Y al llegar a este punto, vemos que la nueva historia se va a juntar inmediatamente con otra cosa relegada y humillada por la soberbia filosófica, se va a juntar con la poesía. Porque, el poeta ha sido siempre un hombre enamorado, enamorado del mundo, del cosmos; de la naturaleza y de lo divino en unidad. Y el nuevo saber fecundo solo lo será si brota de unas entrañas enamoradas. Y solo así será todo lo que el saber tiene que ser: apaciguamiento y afán, satisfacción, confianza y comunicación efectiva de una verdad que nos haga de nuevo comunes, participantes; iguales y hermanos. Solo así el mundo será de nuevo habitable.

Un saber de reconciliación

Laurence Koe: "Safo" (1898).
Laurence Koe: "Safo" (1898).

La Filosofía ha dado paso a la revelación de la vida y con ella a la historia; la historia llama a la poesía, y así, este nuevo saber será poético, filosófico e histórico. Estará de nuevo sumergido en la vida y quién sabe si haciéndonos posible liberarnos también de ella. Será un saber regulador que le dé al hombre conciencia de su pasado, que le libre de la carga del pasado cuando nos es desconocido o semi-desconocido. Se ha creído liberarse ingenuamente del pasado con la ignorancia y la ignorancia no ha resultado nunca arma de liberación: solo el conocimiento libera, porque solo el conocimiento unifica.

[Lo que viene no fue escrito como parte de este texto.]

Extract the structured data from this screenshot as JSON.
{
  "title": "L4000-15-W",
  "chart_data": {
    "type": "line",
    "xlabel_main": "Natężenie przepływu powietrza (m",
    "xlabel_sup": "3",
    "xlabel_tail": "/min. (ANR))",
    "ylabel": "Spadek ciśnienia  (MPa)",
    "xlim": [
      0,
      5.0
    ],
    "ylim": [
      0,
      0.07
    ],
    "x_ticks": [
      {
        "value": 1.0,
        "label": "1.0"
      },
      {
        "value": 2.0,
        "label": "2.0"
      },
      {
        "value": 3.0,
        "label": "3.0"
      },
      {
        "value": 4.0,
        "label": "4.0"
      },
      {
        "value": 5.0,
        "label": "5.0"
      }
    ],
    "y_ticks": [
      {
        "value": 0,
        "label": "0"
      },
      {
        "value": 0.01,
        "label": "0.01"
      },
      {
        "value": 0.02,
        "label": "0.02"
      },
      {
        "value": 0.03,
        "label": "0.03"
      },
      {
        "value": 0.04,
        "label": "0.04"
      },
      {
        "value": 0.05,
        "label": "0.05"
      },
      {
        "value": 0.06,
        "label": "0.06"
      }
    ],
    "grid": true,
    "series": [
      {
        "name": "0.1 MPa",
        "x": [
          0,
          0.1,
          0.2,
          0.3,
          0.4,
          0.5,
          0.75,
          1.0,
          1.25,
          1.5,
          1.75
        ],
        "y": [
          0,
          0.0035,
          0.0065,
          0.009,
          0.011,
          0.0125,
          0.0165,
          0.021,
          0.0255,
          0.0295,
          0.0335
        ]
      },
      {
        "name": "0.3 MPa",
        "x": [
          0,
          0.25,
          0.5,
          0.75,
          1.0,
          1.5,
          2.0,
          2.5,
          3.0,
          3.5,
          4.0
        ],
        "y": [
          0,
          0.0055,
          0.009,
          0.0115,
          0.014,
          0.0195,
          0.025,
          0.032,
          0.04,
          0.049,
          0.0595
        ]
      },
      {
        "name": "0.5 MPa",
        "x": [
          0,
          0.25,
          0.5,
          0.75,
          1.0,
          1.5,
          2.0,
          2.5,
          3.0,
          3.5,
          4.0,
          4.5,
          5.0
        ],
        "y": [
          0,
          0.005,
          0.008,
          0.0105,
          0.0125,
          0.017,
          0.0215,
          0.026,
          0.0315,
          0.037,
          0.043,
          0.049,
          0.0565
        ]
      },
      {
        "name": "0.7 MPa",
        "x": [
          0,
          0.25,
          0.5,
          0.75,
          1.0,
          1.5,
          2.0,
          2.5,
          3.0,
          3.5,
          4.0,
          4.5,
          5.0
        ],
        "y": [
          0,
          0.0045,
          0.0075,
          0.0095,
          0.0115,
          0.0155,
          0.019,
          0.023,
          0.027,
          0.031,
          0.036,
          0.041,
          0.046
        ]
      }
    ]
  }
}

Absorbamos nuestro pasado en nuestro presente, incorporémosle al hoy, mejor al mañana; no dejemos ningún residuo muerto, opaco; no le dejemos nada a la muerte. Sabiendo nuestro pasado es como será verdaderamente nuestro, es como estará vivificado, plenamente presente en este instante, en cada instante de la vida.

En suma, este saber nuevo tendrá que ser un saber de reconciliación, de otro entrañamiento. Y podemos, por lo menos, esperar que surja por este camino la nueva medida que ocupe el lugar de la antigua medida razonable. Lo que se ha llamado también objetividad. Objetividad era el orbe, el horizonte formado por la trascendencia de los objetos, orbe inteligible dentro del cual el hombre se entendía a sí mismo, dentro del cual se encontraba con imagen y figura.

La objetividad que parecía ser algo exclusivamente lógico, al faltarnos hoy en el desgraciado mundo europeo, vemos que era ante todo objetividad social, viva objetividad como una mano paternal, firme y protectora, que fuese atando disparidades, desenlazando nudos, señalando el camino posible entre la maraña. Hoy todo esto lo hemos perdido y hace tiempo que el hombre se volvió una maraña para sí mismo, un enigma indescifrable porque ni quiere ni se deja descifrar.